1. Jalons historiques des bibliothèques
Louise Guillemette-Labory a d’abord fait un survol historique des bibliothèques, rappelant que celles-ci ont pris naissance avec l’invention de l’écriture, il y a plus de 5000 ans, depuis les collections de tablettes d'argile aux institutions publiques modernes.
Faisant référence au slogan «Brisons le paradigme du document» de Projet collectif, elle élargit le concept de la bibliothèque traditionnelle avec celui du Human Library, né à Copenhague au début du 21e sicècle. À ce titre, des philosophes tels Socrate et Platon, porteurs de savoirs, pourraient être identifiés comme des bibliothèques.
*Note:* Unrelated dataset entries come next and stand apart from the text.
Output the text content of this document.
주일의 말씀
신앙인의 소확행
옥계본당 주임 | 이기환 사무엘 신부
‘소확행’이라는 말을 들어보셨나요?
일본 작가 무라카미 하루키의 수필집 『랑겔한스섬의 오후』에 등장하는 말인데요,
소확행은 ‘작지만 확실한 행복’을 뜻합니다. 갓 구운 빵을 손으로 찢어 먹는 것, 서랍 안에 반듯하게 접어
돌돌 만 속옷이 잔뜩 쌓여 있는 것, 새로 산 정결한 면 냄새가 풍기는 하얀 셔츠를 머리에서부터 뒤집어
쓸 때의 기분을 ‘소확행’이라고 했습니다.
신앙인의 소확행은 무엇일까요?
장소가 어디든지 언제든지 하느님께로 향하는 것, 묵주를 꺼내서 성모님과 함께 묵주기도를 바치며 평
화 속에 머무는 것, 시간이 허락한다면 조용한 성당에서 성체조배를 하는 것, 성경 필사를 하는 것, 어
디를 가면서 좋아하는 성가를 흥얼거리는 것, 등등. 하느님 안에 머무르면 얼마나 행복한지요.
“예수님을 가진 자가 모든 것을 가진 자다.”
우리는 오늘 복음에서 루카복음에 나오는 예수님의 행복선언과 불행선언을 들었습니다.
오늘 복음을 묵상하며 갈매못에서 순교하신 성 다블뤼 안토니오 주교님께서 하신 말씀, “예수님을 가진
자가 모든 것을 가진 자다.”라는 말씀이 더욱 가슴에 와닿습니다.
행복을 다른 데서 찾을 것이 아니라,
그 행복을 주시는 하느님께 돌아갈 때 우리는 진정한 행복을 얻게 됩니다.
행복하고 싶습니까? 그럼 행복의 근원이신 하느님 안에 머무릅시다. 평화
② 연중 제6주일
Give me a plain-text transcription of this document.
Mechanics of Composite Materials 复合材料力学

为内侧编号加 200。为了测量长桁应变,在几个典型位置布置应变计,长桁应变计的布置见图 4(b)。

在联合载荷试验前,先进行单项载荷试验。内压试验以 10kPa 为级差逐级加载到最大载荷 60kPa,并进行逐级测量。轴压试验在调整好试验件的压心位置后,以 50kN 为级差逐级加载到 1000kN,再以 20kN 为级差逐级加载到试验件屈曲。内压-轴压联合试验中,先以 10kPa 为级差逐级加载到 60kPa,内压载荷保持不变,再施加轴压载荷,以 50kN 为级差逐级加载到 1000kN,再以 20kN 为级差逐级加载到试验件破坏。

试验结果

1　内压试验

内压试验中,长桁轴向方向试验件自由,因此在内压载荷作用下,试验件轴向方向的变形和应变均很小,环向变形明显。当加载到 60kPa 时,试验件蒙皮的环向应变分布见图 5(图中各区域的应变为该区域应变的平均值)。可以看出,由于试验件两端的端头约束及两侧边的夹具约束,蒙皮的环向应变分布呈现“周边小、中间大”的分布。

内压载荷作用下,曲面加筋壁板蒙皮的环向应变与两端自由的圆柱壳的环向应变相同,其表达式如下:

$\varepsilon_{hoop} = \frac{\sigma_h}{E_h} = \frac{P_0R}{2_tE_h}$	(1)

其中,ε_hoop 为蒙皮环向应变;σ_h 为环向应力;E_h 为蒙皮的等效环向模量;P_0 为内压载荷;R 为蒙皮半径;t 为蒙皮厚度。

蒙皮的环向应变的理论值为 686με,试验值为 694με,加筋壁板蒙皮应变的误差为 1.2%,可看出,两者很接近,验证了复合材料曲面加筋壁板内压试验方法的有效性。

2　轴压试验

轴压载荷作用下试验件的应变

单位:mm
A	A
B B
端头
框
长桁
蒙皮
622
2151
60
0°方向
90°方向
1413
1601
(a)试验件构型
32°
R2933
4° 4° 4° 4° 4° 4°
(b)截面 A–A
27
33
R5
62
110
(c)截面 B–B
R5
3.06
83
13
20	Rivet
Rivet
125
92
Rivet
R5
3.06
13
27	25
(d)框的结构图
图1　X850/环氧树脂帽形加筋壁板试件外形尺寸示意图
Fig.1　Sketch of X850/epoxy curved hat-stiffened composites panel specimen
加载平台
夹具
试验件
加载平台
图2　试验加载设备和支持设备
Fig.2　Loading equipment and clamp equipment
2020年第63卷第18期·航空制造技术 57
L’histoire des bibliothèques est aussi celle de leur destruction. Ces établissements, souvent attaqués au fil des siècles, représentent un pouvoir que certains cherchent à contrôler en limitant l'accès au savoir, car « un peuple instruit ne peut être gouverné » (Lucien X. Polastron dans Livres en feu).
2. Le développement des bibliothèques publiques
La réforme protestante et les guerres de religion, qui modifient le paysage politique et culturel de l’époque, contribuent, avec l’invention de l'imprimerie de Gutenberg, au développement d’une quête d'érudition généralisée. Celle-ci ouvre la voie à l'apparition de bibliothèques publiques, alors que les bibliothèques étaient jusqu’à maintenant réservées à l’élite (monarchique, religieuse ou autre). Une grande partie de la population mondiale étant totalement illettrée, il faudra toutefois attendre le milieu du XIXe siècle, avec les progrès de l’instruction publique, avant d’assister à une véritable démocratisation de l’accès aux livres.
Louise Guillemette-Labory évoque le rôle des philanthropes dans l’essor des bibliothèques publiques. À la fin du XIXe siècle, Andrew Carnegie a financé bon nombre de bibliothèques aux États-Unis et dans le monde anglo-saxon, dont au Canada. Bill Gates, avec sa fondation éponyme, a contribué à l’équipement informatique de bibliothèques dans les années 1980-1990, ici même au Québec. Ses contributions ont notamment permis aux citoyens de découvrir et d’apprendre les nouvelles technologies dans les bibliothèques.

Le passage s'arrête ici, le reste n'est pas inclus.